AI safety and ethics have become focal points of discussions around AI development. With models becoming more sophisticated, powerful, and integral to society, the risk of deception and unintended behaviors is a rising concern. Regulation that aims to ensure these models are tested for deception through various methods could be instrumental in averting risks and fostering trust. However, regulatory action in technology often lags behind its development, and the bureaucratic process might be an obstacle.
Will AI safety regulations that include reasonable requirements for uncovering deception in the most powerful AI models be adopted in the United States before January 1st, 2035?
Resolution Criteria:
This question will resolve to "YES" if, before January 1st, 2035, AI safety regulations are adopted in the United States that have been publicly and credibly documented to include at least one of the following requirements for testing the most powerful AI models:
Simulation Testing: Requires that the model is tested within a controlled simulation environment designed to assess its potential for deceptive behaviors.
Intoxication Test: Mandates the alteration of the model’s weights (“getting the model drunk”) and subsequent interrogation under diverse circumstances to determine if it exhibits deceptive behaviors.
Lie Detector Evaluation: Involves the use of an independent 'lie detector' AI model to evaluate the truthfulness of the AI model's responses during questioning or testing scenarios.

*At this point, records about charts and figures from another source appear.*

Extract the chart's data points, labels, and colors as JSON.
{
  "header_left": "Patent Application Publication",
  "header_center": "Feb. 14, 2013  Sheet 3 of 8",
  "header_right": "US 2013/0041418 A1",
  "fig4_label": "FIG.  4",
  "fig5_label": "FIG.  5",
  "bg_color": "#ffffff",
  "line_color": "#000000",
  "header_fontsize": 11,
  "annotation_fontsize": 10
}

Mechanistic Interpretability: Stipulates the use of state-of-the-art mechanistic interpretability methods to examine the model’s latent motivations, revealing its decision-making process and potential for deception.
Multiple Model Variants: Requires creating numerous, slightly different versions of the same AI model with the purpose of identifying any discrepancies that might indicate deception in one or more of the models.

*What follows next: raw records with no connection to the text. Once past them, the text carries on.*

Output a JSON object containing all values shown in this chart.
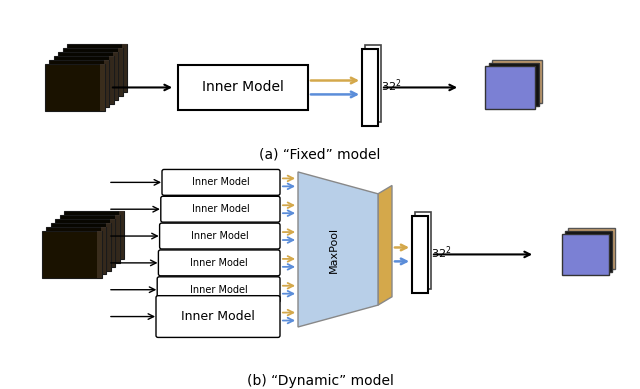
{
  "title_a": "(a) “Fixed” model",
  "title_b": "(b) “Dynamic” model",
  "bg_color": "#ffffff",
  "inner_model_color": "#ffffff",
  "inner_model_edge": "#000000",
  "maxpool_face_color": "#b8cfe8",
  "maxpool_side_color": "#d4a84b",
  "tall_rect_color": "#ffffff",
  "tall_rect_edge": "#000000",
  "arrow_color": "#000000",
  "blue_arrow": "#5b8dd9",
  "gold_arrow": "#d4a84b",
  "label_32": "32",
  "label_maxpool": "MaxPool",
  "label_inner": "Inner Model",
  "blue_sq_color": "#7b80d4",
  "dark_sq_color": "#111111",
  "tan_sq_color": "#c8a070",
  "photo_colors": [
    "#0a0800",
    "#181200",
    "#302208",
    "#504010",
    "#886020",
    "#c09030"
  ],
  "photo_bright_idx": 2
}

Miscallaneous other methods: Requires that models are tested for deception according to methods that are clearly and publicly endorsed by any of the following people: Paul Christiano, Evan Hubinger, Jan Leike, Eliezer Yudkowsky, or Rohin Shah. At least one of these people must make a clear remark to the effect of "this method would probably help to uncover potential deception in the most powerful AI models" at least once. There is no requirement that these people be completely satisfied by the testing requirement as it is implemented, and the question may resolve positively even if each one of them advocate even stricter, or subtly different testing requirements, as long as at least one of them clearly states at one point that the actual requirements are likely helpful for uncovering deception.
Additionally, the regulation must meet the following criteria:
Scope: It is required that this regulation is in fact applied to at least some deep learning models that are trained using more than 10^25 FLOP, as a prerequisite for allowing the model to be used in some setting, such as a public release, in the sense that the developers of this model underwent testing as specified by law, with the aim of uncovering potential deception in the models before deployment.
Independence: Includes guidelines for independent auditing or oversight, through either governmental bodies or third-party organizations, to ensure compliance with these deception-detecting mechanisms.
Adoption: The regulation must have been formally adopted by a governmental body in the United States, either at the federal or state level, including federal regulations, court orders, or congressional legislation. These rules must be enforceable by law, rather than merely existing as a voluntary commitment among many actors.
Definition of deception: In the context of this question, "deception" refers to any instance where a powerful AI model generates outputs or takes actions that intentionally misrepresent facts, provide incomplete or misleading information, or exhibit behavior designed to manipulate, subvert, or circumvent established rules or user expectations for the purpose of achieving a specific outcome that is not aligned with the model's declared objective or user intent. This definition does not apply to untruthful responses that are not intended to mislead others, such as model hallucination, errors stemming from data limitations, or inaccuracies due to computational constraints. These are considered flaws or limitations in the model's design or training, rather than intentional acts of deception.
I will use my discretion when resolving this question, possibly in consultation with experts, to ensure that the regulations meet the criteria and are indeed aimed at uncovering deception in the most powerful AI models.